〇さて、戦後の総理のうち、任期満了で退陣したのは佐藤栄作と中曽根康弘しかおりません。あとは皆さん、選挙で討ち死にしたり、突然の辞意表明だったり、たまに内閣不信任あり、在任中の逝去あり、など皆さん無念を残して官邸を去っていったわけであります。そうなると、小泉さんの9月の退陣は、まことに値打ちのあるイベントということになります。

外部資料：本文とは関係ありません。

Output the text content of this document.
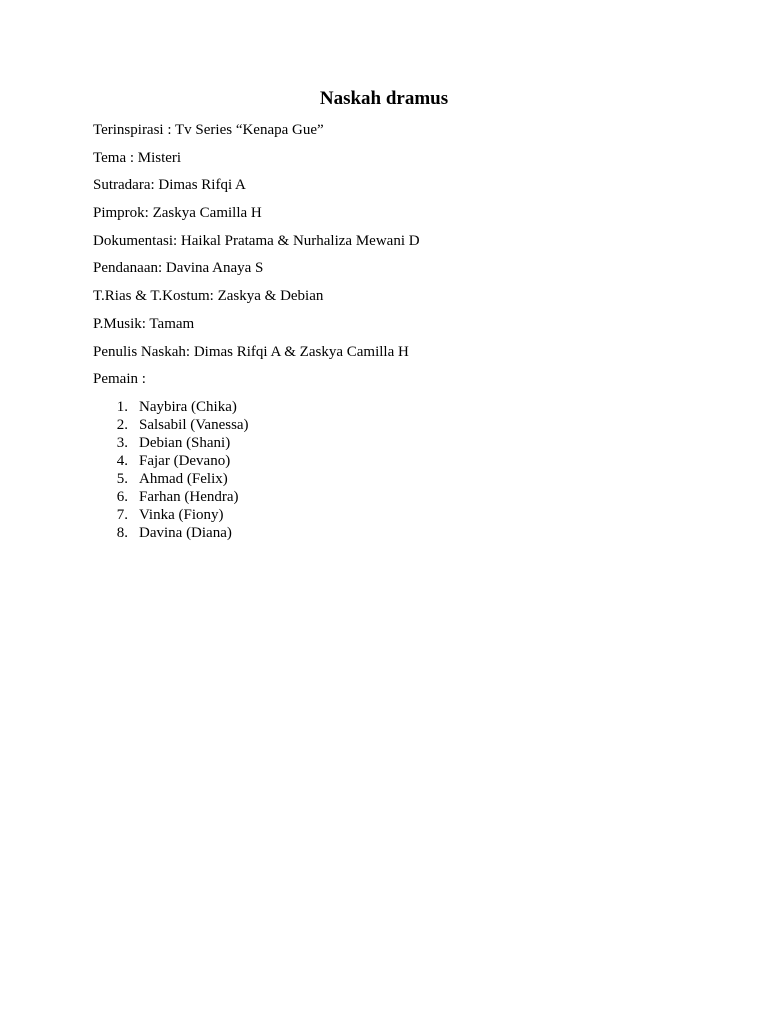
Naskah dramus
Terinspirasi : Tv Series “Kenapa Gue”
Tema : Misteri
Sutradara: Dimas Rifqi A
Pimprok: Zaskya Camilla H
Dokumentasi: Haikal Pratama & Nurhaliza Mewani D
Pendanaan: Davina Anaya S
T.Rias & T.Kostum: Zaskya & Debian
P.Musik: Tamam
Penulis Naskah: Dimas Rifqi A & Zaskya Camilla H
Pemain :
1. Naybira (Chika)
2. Salsabil (Vanessa)
3. Debian (Shani)
4. Fajar (Devano)
5. Ahmad (Felix)
6. Farhan (Hendra)
7. Vinka (Fiony)
8. Davina (Diana)
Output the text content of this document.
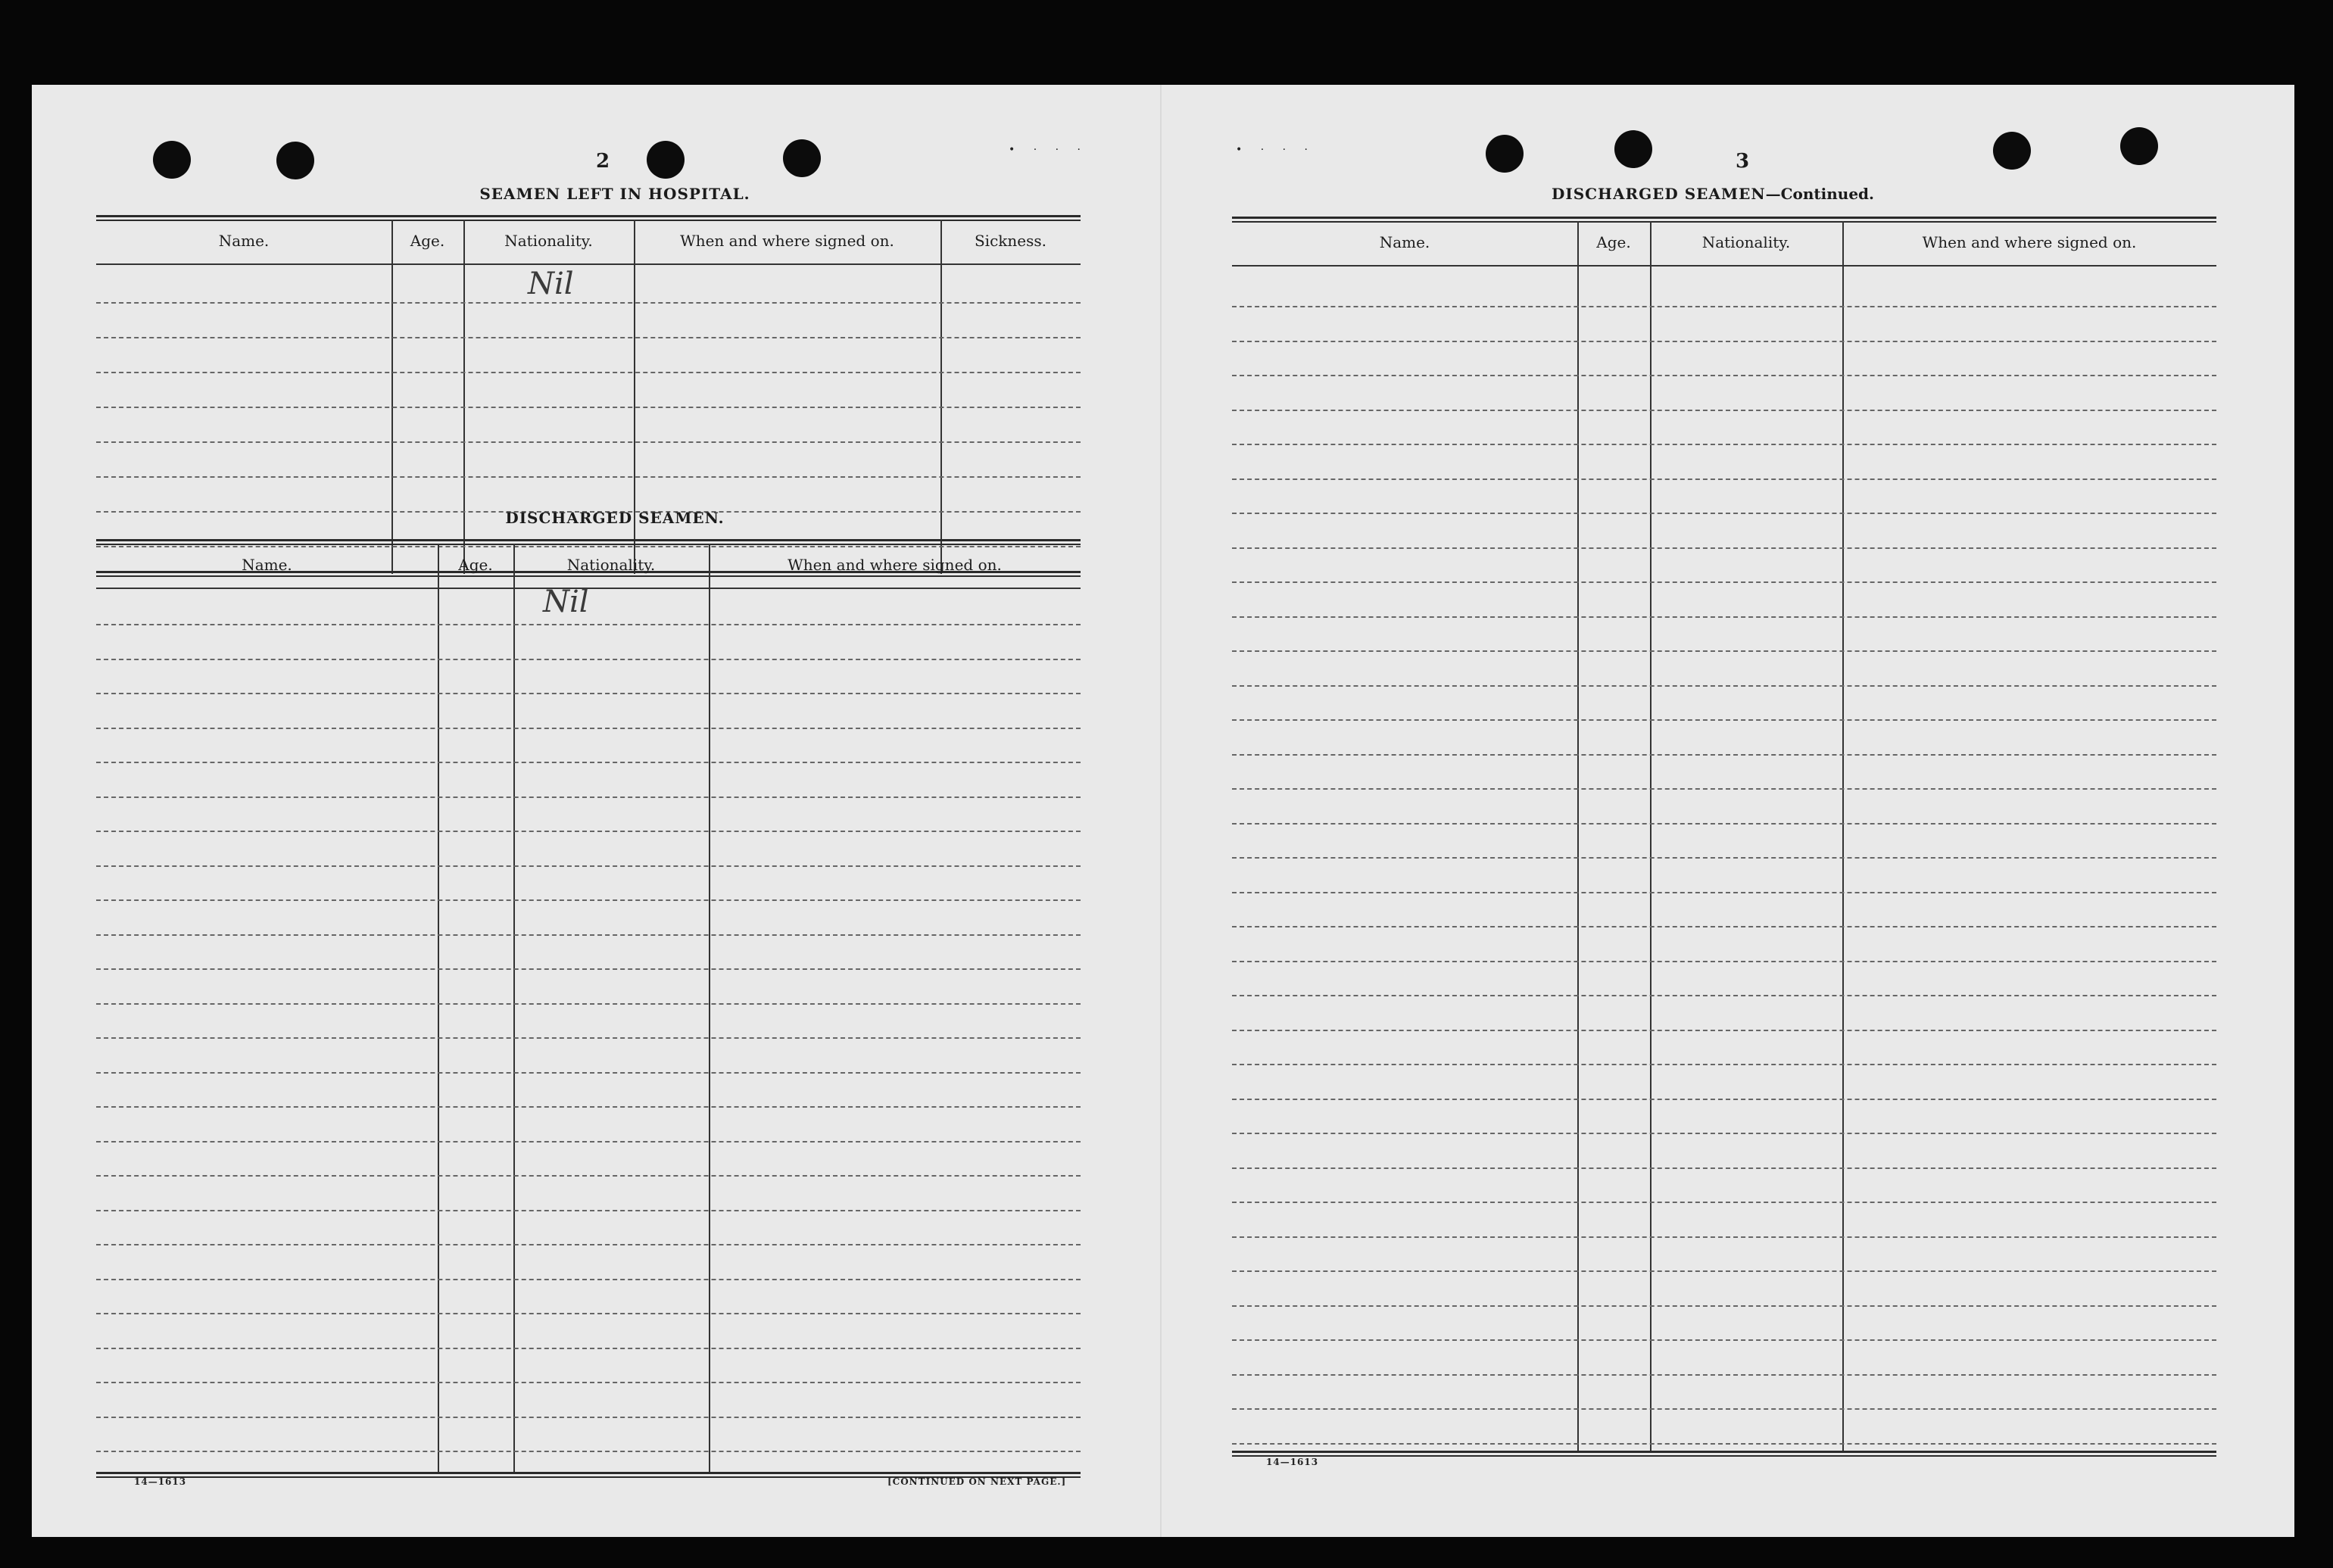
• · · ·	• · · ·
2
SEAMEN LEFT IN HOSPITAL.
Name.	Age.	Nationality.	When and where signed on.	Sickness.
Nil
DISCHARGED SEAMEN.
Name.	Age.	Nationality.	When and where signed on.
Nil
14—1613	[CONTINUED ON NEXT PAGE.]
3
DISCHARGED SEAMEN—Continued.
Name.	Age.	Nationality.	When and where signed on.
14—1613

〇1987年の中曽根退陣を思い出してみましょう。あのとき、最後の半年で中曽根内閣の支持率は上昇しました。「惜しまれつつ去る」という非常にめずらしい状況が実現したのです。後を争うはずの竹下、安倍、宮沢の3氏は、結局、中曽根さんの「指名」を待つという結果になりました。これでは次期政権が低い支持率になるのも当然というもので、竹下政権は低空飛行で発足することとなりました。しかも政権発足の翌日はブラックマンデー。なんとまあツキのない人かと思ったら、案の定、リクルート事件で沈没しちゃったのですね。

〇同じことが起きるとしたら、今でも5割台の小泉政権支持率はさらに上乗せがあるかもしれない。となると、次の政権支持率が低くなることが予想されます。つまり、森政権(低)→小泉政権(高)の逆パターンですね。今は皆さん、何となく「安倍政権なら5割は固い」と思っているでしょうけれども、意外と分かりませんぞ。他方、「福田政権で支持率2割」というのも、妙にリアリティがあったりして。


<4月7日>(金)

〇今日は久々に、内外情勢調査会の講師で栃木県北支部へ。新幹線の那須塩原駅で降りるのは初めてである。出掛けに慌てたら、上野駅で間違えて1時間早い新幹線に乗ってしまった。まあ、遅れるのと違って、仕事に迷惑は及ばない。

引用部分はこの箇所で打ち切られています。